Auf der 300mm-Linie ist Softbake keine Option – es ist Ihr thermisches Budget, schlicht und einfach. Eine Temperaturschwankung von 2°C über den Wafer kann den CD um Nanometer verschieben, und die Vakuumkammer verschärft jede Drift. Wir haben unseren Infrarot-Heizer für die Vakuumkammer so konstruiert, dass diese Variabilität eliminiert wird, sodass die Temperatur dort wiederholbar bleibt, wo Lithografie und Dünnfilmschichten es erfordern.
Was unter der Haube zählt
Wir betreiben kurzwellige Infrarot-(NIR)-Emitter in einer schnell ansprechenden Quarzhülle, abgestimmt auf schnelle Stabilisierung im Vakuum. Die Wafer-Ebenen-Uniformität liegt bei ±0,1°C über das Prozessfenster, und die Wiederholbarkeit von Charge zu Charge bleibt innerhalb von ±0,5°C. Das Heizkörpergehäuse ist für die Integration in Reinräume der Klasse 1–100 ausgelegt: Materialien mit niedriger Ausgasung und ein layout mit minimaler Partikelbildung, das Kontaminationen vom Wafer fernhält. Die Ausgangsleistung bleibt vom Leerlauf bis zur Volllast stabil, und die Regelung kompensiert Emissionsverschiebungen über strukturierte Wafer ohne Überschwingen.
Warum das bei der Photolackverarbeitung relevant ist
Beim Softbake, Hardbake und Post-Exposure-Bake sichert Temperaturpräzision direkte Kontrolle über CD, gleichmäßige Seitenwandprofile und weniger Nacharbeit.
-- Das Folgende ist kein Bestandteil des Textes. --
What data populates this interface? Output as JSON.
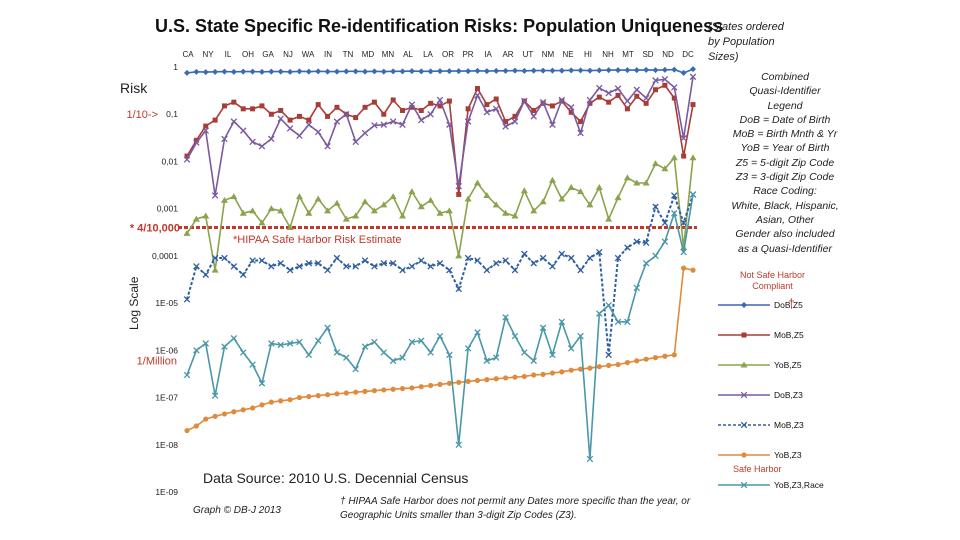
{
  "chart_data": {
    "type": "line",
    "title": "U.S. State Specific Re-identification Risks: Population Uniqueness",
    "ordering_note": "(States ordered by Population Sizes)",
    "ylabel": "Risk",
    "yscale_label": "Log  Scale",
    "yscale": "log",
    "ylim": [
      1e-09,
      1
    ],
    "y_ticks": [
      "1",
      "0,1",
      "0,01",
      "0,001",
      "0,0001",
      "1E-05",
      "1E-06",
      "1E-07",
      "1E-08",
      "1E-09"
    ],
    "y_annotations": [
      {
        "text": "1/10->",
        "value": 0.1
      },
      {
        "text": "* 4/10,000",
        "value": 0.0004
      },
      {
        "text": "1/Million",
        "value": 1e-06
      }
    ],
    "x_labels_top": [
      "CA",
      "NY",
      "IL",
      "OH",
      "GA",
      "NJ",
      "WA",
      "IN",
      "TN",
      "MD",
      "MN",
      "AL",
      "LA",
      "OR",
      "PR",
      "IA",
      "AR",
      "UT",
      "NM",
      "NE",
      "HI",
      "NH",
      "MT",
      "SD",
      "ND",
      "DC"
    ],
    "hipaa_line": {
      "value": 0.0004,
      "label": "*HIPAA Safe Harbor Risk Estimate"
    },
    "legend_title": "Combined Quasi-Identifier Legend",
    "legend_text": [
      "Combined",
      "Quasi-Identifier",
      "Legend",
      "DoB = Date of Birth",
      "MoB = Birth Mnth & Yr",
      "YoB = Year of Birth",
      "Z5 = 5-digit Zip Code",
      "Z3 = 3-digit Zip Code",
      "Race Coding:",
      "White, Black, Hispanic,",
      "Asian, Other",
      "Gender also included",
      "as a Quasi-Identifier"
    ],
    "not_safe_harbor_label": [
      "Not Safe Harbor",
      "Compliant"
    ],
    "safe_harbor_label": "Safe Harbor",
    "dagger": "†",
    "series": [
      {
        "name": "DoB,Z5",
        "color": "#3a6ab0",
        "marker": "diamond",
        "dash": false,
        "values": [
          0.75,
          0.79,
          0.78,
          0.79,
          0.8,
          0.79,
          0.8,
          0.8,
          0.79,
          0.8,
          0.8,
          0.79,
          0.81,
          0.8,
          0.81,
          0.8,
          0.8,
          0.81,
          0.81,
          0.8,
          0.81,
          0.8,
          0.81,
          0.81,
          0.82,
          0.81,
          0.81,
          0.82,
          0.82,
          0.82,
          0.82,
          0.83,
          0.82,
          0.83,
          0.83,
          0.84,
          0.83,
          0.84,
          0.84,
          0.84,
          0.84,
          0.85,
          0.85,
          0.84,
          0.85,
          0.86,
          0.86,
          0.86,
          0.86,
          0.87,
          0.86,
          0.87,
          0.88,
          0.75,
          0.9
        ]
      },
      {
        "name": "MoB,Z5",
        "color": "#a83c36",
        "marker": "square",
        "dash": false,
        "values": [
          0.013,
          0.028,
          0.056,
          0.075,
          0.15,
          0.18,
          0.13,
          0.13,
          0.15,
          0.1,
          0.12,
          0.075,
          0.09,
          0.075,
          0.16,
          0.09,
          0.14,
          0.1,
          0.085,
          0.14,
          0.18,
          0.1,
          0.2,
          0.12,
          0.14,
          0.12,
          0.17,
          0.15,
          0.19,
          0.002,
          0.13,
          0.35,
          0.16,
          0.21,
          0.07,
          0.09,
          0.19,
          0.12,
          0.17,
          0.15,
          0.19,
          0.11,
          0.07,
          0.17,
          0.23,
          0.18,
          0.25,
          0.13,
          0.24,
          0.17,
          0.33,
          0.41,
          0.22,
          0.013,
          0.16
        ]
      },
      {
        "name": "YoB,Z5",
        "color": "#8ba34c",
        "marker": "triangle",
        "dash": false,
        "values": 0,
        "values_list": [
          0.0003,
          0.0006,
          0.0007,
          5e-05,
          0.0015,
          0.0018,
          0.0008,
          0.0009,
          0.0005,
          0.001,
          0.0009,
          0.0004,
          0.0018,
          0.0008,
          0.0016,
          0.0009,
          0.0013,
          0.0006,
          0.0007,
          0.0014,
          0.0009,
          0.0012,
          0.0018,
          0.0007,
          0.0023,
          0.0011,
          0.0015,
          0.0008,
          0.0009,
          0.0001,
          0.0016,
          0.0035,
          0.0019,
          0.0012,
          0.0008,
          0.0007,
          0.0024,
          0.0009,
          0.0014,
          0.004,
          0.0016,
          0.0028,
          0.0023,
          0.0012,
          0.0028,
          0.0006,
          0.0017,
          0.0045,
          0.0035,
          0.0035,
          0.009,
          0.007,
          0.012,
          0.00015,
          0.012
        ]
      },
      {
        "name": "DoB,Z3",
        "color": "#7a5aa0",
        "marker": "x",
        "dash": false,
        "values": [
          0.011,
          0.025,
          0.045,
          0.0019,
          0.03,
          0.07,
          0.045,
          0.026,
          0.021,
          0.03,
          0.08,
          0.05,
          0.035,
          0.06,
          0.042,
          0.021,
          0.07,
          0.1,
          0.026,
          0.04,
          0.058,
          0.06,
          0.07,
          0.06,
          0.16,
          0.075,
          0.1,
          0.2,
          0.06,
          0.003,
          0.07,
          0.25,
          0.11,
          0.13,
          0.055,
          0.07,
          0.19,
          0.09,
          0.18,
          0.06,
          0.2,
          0.14,
          0.04,
          0.2,
          0.36,
          0.28,
          0.35,
          0.19,
          0.33,
          0.22,
          0.52,
          0.55,
          0.37,
          0.031,
          0.62
        ]
      },
      {
        "name": "MoB,Z3",
        "color": "#2f5f9e",
        "marker": "x",
        "dash": true,
        "values": [
          1.2e-05,
          6e-05,
          4e-05,
          9e-05,
          9e-05,
          6e-05,
          4e-05,
          8e-05,
          8e-05,
          6e-05,
          7e-05,
          5e-05,
          6e-05,
          7e-05,
          7e-05,
          5e-05,
          9e-05,
          6e-05,
          6e-05,
          8e-05,
          6e-05,
          7e-05,
          7e-05,
          5e-05,
          6e-05,
          8e-05,
          6e-05,
          7e-05,
          5e-05,
          2e-05,
          9e-05,
          8e-05,
          5e-05,
          7e-05,
          8e-05,
          5e-05,
          0.00011,
          7e-05,
          9e-05,
          6e-05,
          0.00011,
          9e-05,
          5e-05,
          9e-05,
          0.00012,
          8e-07,
          9e-05,
          0.00015,
          0.0002,
          0.00019,
          0.0011,
          0.0005,
          0.0019,
          0.0005,
          0.002
        ]
      },
      {
        "name": "YoB,Z3",
        "color": "#e08a3c",
        "marker": "circle",
        "dash": false,
        "values": [
          2e-08,
          2.5e-08,
          3.5e-08,
          4e-08,
          4.5e-08,
          5e-08,
          5.5e-08,
          6e-08,
          7e-08,
          8e-08,
          8.5e-08,
          9e-08,
          1e-07,
          1.05e-07,
          1.1e-07,
          1.15e-07,
          1.2e-07,
          1.25e-07,
          1.3e-07,
          1.35e-07,
          1.4e-07,
          1.45e-07,
          1.5e-07,
          1.55e-07,
          1.6e-07,
          1.7e-07,
          1.8e-07,
          1.9e-07,
          2e-07,
          2.1e-07,
          2.2e-07,
          2.3e-07,
          2.4e-07,
          2.5e-07,
          2.6e-07,
          2.7e-07,
          2.8e-07,
          3e-07,
          3.1e-07,
          3.3e-07,
          3.5e-07,
          3.8e-07,
          4e-07,
          4.2e-07,
          4.5e-07,
          4.8e-07,
          5e-07,
          5.5e-07,
          6e-07,
          6.5e-07,
          7e-07,
          7.5e-07,
          8e-07,
          5.5e-05,
          5e-05
        ]
      },
      {
        "name": "YoB,Z3,Race",
        "color": "#4a97a8",
        "marker": "x",
        "dash": false,
        "values": [
          3e-07,
          1e-06,
          1.4e-06,
          1.1e-07,
          1.2e-06,
          1.8e-06,
          9e-07,
          5e-07,
          2e-07,
          1.4e-06,
          1.3e-06,
          1.4e-06,
          1.5e-06,
          8e-07,
          1.6e-06,
          3e-06,
          9e-07,
          7e-07,
          4e-07,
          1.2e-06,
          1.5e-06,
          9e-07,
          6e-07,
          7e-07,
          1.5e-06,
          1.6e-06,
          9e-07,
          2e-06,
          8e-07,
          1e-08,
          1.1e-06,
          2.4e-06,
          6e-07,
          7e-07,
          5e-06,
          2e-06,
          9e-07,
          6e-07,
          3e-06,
          8e-07,
          4e-06,
          1.1e-06,
          2e-06,
          5e-09,
          6e-06,
          9e-06,
          4e-06,
          4e-06,
          2.1e-05,
          7e-05,
          0.0001,
          0.0002,
          0.0008,
          0.00012,
          0.002
        ]
      }
    ]
  },
  "labels": {
    "source": "Data Source: 2010 U.S. Decennial Census",
    "credit": "Graph ©  DB-J 2013",
    "footnote": "† HIPAA Safe Harbor does not permit any Dates more specific than the year, or Geographic Units smaller than 3-digit Zip Codes (Z3)."
  }
}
Der Heizer arbeitet berührungslos und sauber, wodurch thermische Verzögerungen reduziert und Hot-Zone-Kontaminationen vermieden werden. Das hält die Partikelzahlen stabil und sorgt für vorhersehbare Defektstatistiken. Für fortgeschrittene Nodes bedeutet das höhere First-Pass-Yields und weniger Ausschuss. Für die Fertigung heißt das, dass sich der thermische Prozess um 3 Uhr morgens genauso verhält wie um 15 Uhr.
Was bei der Planung zu beachten ist
Das Gerät muss thermisch fest am Kammerblock verankert sein, um das Uniformitätsziel zu erreichen – Fehlausrichtungen zeigen sich als messbare Gradienten. Die Inbetriebnahme verläuft zügig, sobald Sie die Emissions-Tabellen für Ihren Filmschichtstapel abgestimmt haben. Danach arbeitet das System mit minimalem Wartungsaufwand, wobei die Emitterleistung über die Zeit abnimmt. Austauschintervalle sollten basierend auf Laufzeit und Prozesssensitivität geplant werden.